The N82 does have a few weaknesses.

Transferring media to the phone is slow if you use the Nokia micro-USB cable. It feels more like USB 1.1 than USB 2.0 – I’d estimate that moving over 60 megabytes takes about a minute. Still, as long as I am not transferring huge amounts, I don’t bother with a SD card reader. (I sometimes use Bluetooth to move an album or two of MP3s across – it is perfectly doable if you have the time to spare.)

While we are on media transfers – I would like it to sync with iTunes as well as any iPod can. It seems Nokia is working on this, at least on the Mac platform. I haven’t taken the time to check out their offering yet, but something good is cooking.

The battery life is barely acceptable. If you use it like I do – music and the web en route to work, calling and music while at work interspersed with radio, the occasional photograph on some days and a barrage of video and photography at parties, some wifi while I am at home, you will need to charge it every night.

I expected the phone to work with 8 GB microSDHC cards, but I can’t find confirmation that it works with anything bigger than 4 GB, which is a shame. Update April 2009: My N82 works fine with a Sandisk 8gb MicroSDHC.

The design is inferior to that of the iPhone, although it is not bad. The same goes for the user interface, which is actually quite responsive for a smartphone. I would have liked it to have dedicated buttons for play/pause, next/previous, in addition to buttons for volume up/down, gallery and shutter.

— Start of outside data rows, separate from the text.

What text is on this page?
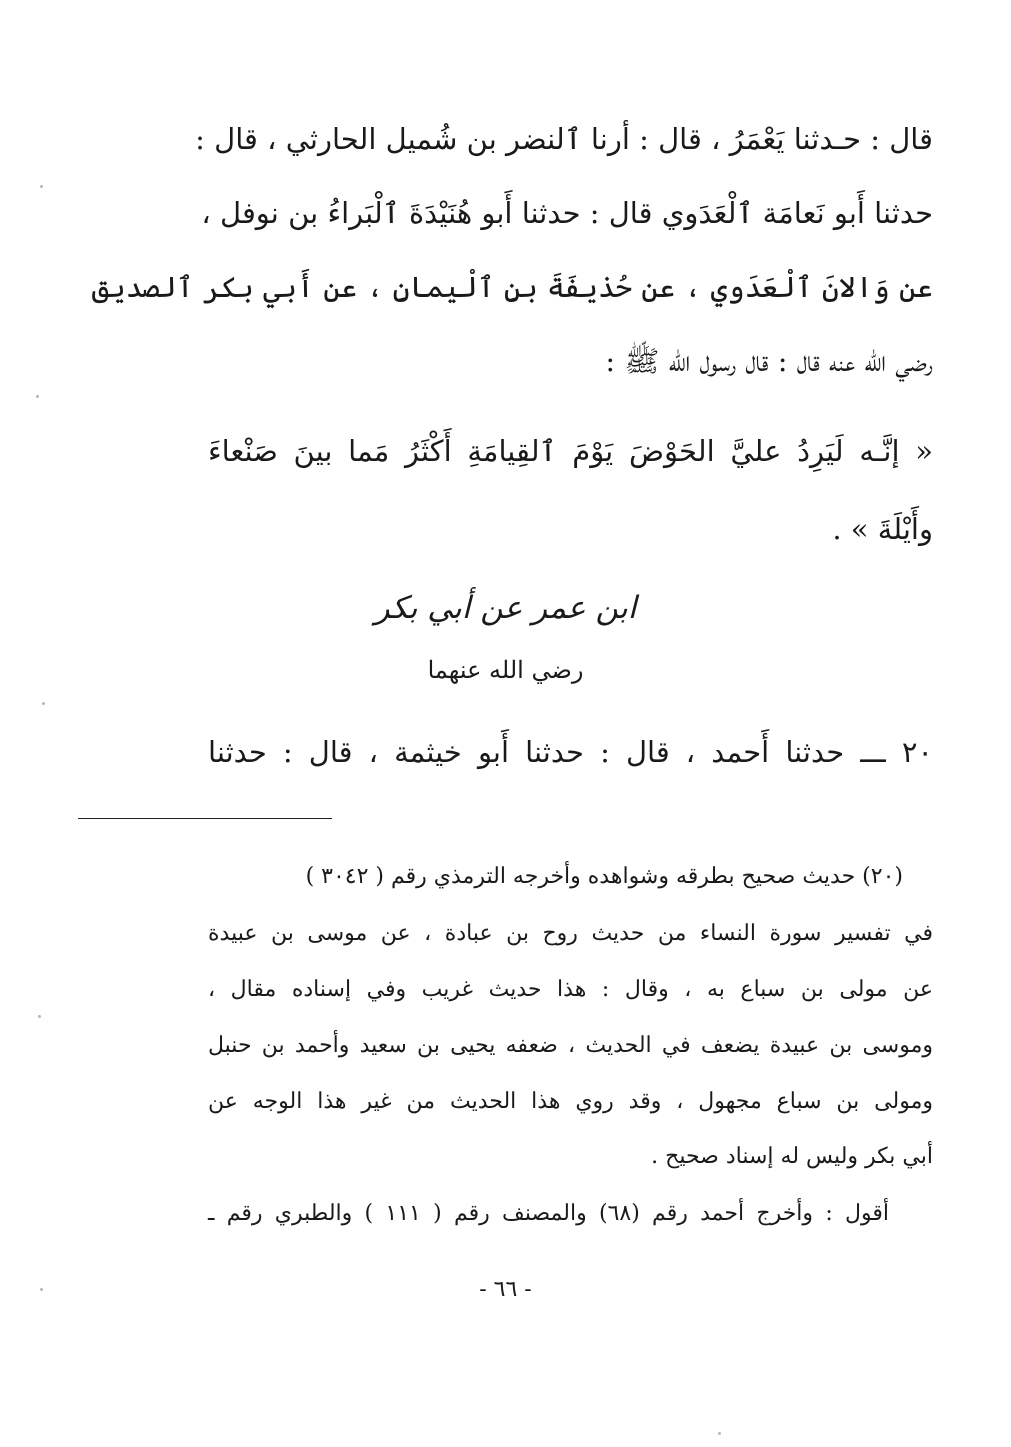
قال : حـدثنا يَعْمَرُ ، قال : أرنا ٱلنضر بن شُميل الحارثي ، قال :
حدثنا أَبو نَعامَة ٱلْعَدَوي قال : حدثنا أَبو هُنَيْدَةَ ٱلْبَراءُ بن نوفل ،
عن وَالانَ ٱلْعَدَوي ، عن حُذيفَةَ بنِ ٱلْيمانِ ، عن أَبي بكر ٱلصديق
رضي الله عنه قال : قال رسول الله ﷺ :
« إنَّـه لَيَرِدُ عليَّ الحَوْضَ يَوْمَ ٱلقِيامَةِ أَكْثَرُ مَما بينَ صَنْعاءَ
وأَيْلَةَ » .
ابن عمر عن أبي بكر
رضي الله عنهما
٢٠ ـــ حدثنا أَحمد ، قال : حدثنا أَبو خيثمة ، قال : حدثنا
(٢٠) حديث صحيح بطرقه وشواهده وأخرجه الترمذي رقم ( ٣٠٤٢ )
في تفسير سورة النساء من حديث روح بن عبادة ، عن موسى بن عبيدة
عن مولى بن سباع به ، وقال : هذا حديث غريب وفي إسناده مقال ،
وموسى بن عبيدة يضعف في الحديث ، ضعفه يحيى بن سعيد وأحمد بن حنبل
ومولى بن سباع مجهول ، وقد روي هذا الحديث من غير هذا الوجه عن
أبي بكر وليس له إسناد صحيح .
أقول : وأخرج أحمد رقم (٦٨) والمصنف رقم ( ١١١ ) والطبري رقم ـ
- ٦٦ -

Finally, I have found it to be less stable than it should be. I estimate that I have experienced 2-3 total freezes or soft reboots per week while I have been using this phone. Now, I am probably a pretty extreme user – freezes are most common when I use the GPS as well as the music player while running Opera or the NetFront browser and more in the background, but still – the phone should handle those usage scenarios. (Caveat – I don’t think I have the latest firmware for the phone – haven’t been able to upgrade yet.) Update April 2009: With the latest firmware, my phone is quite stable – on average it crashes once a month, and keep in mind that I’m a heavy user.

If you need (or want ;) ) all the functionality the N82 can offer – it is definitely worth getting. If what you need is a phone and a media player, the iPhone will probably make you a happier person. But I can tell you – when surfing the web, reading the mail, checking out the great, flash-enabled party photos, navigating with GPS and listening to music, all at the same time, using the N82 elevates me to geek nirvana and makes me feel like this is at least May 2008. And that is awesome.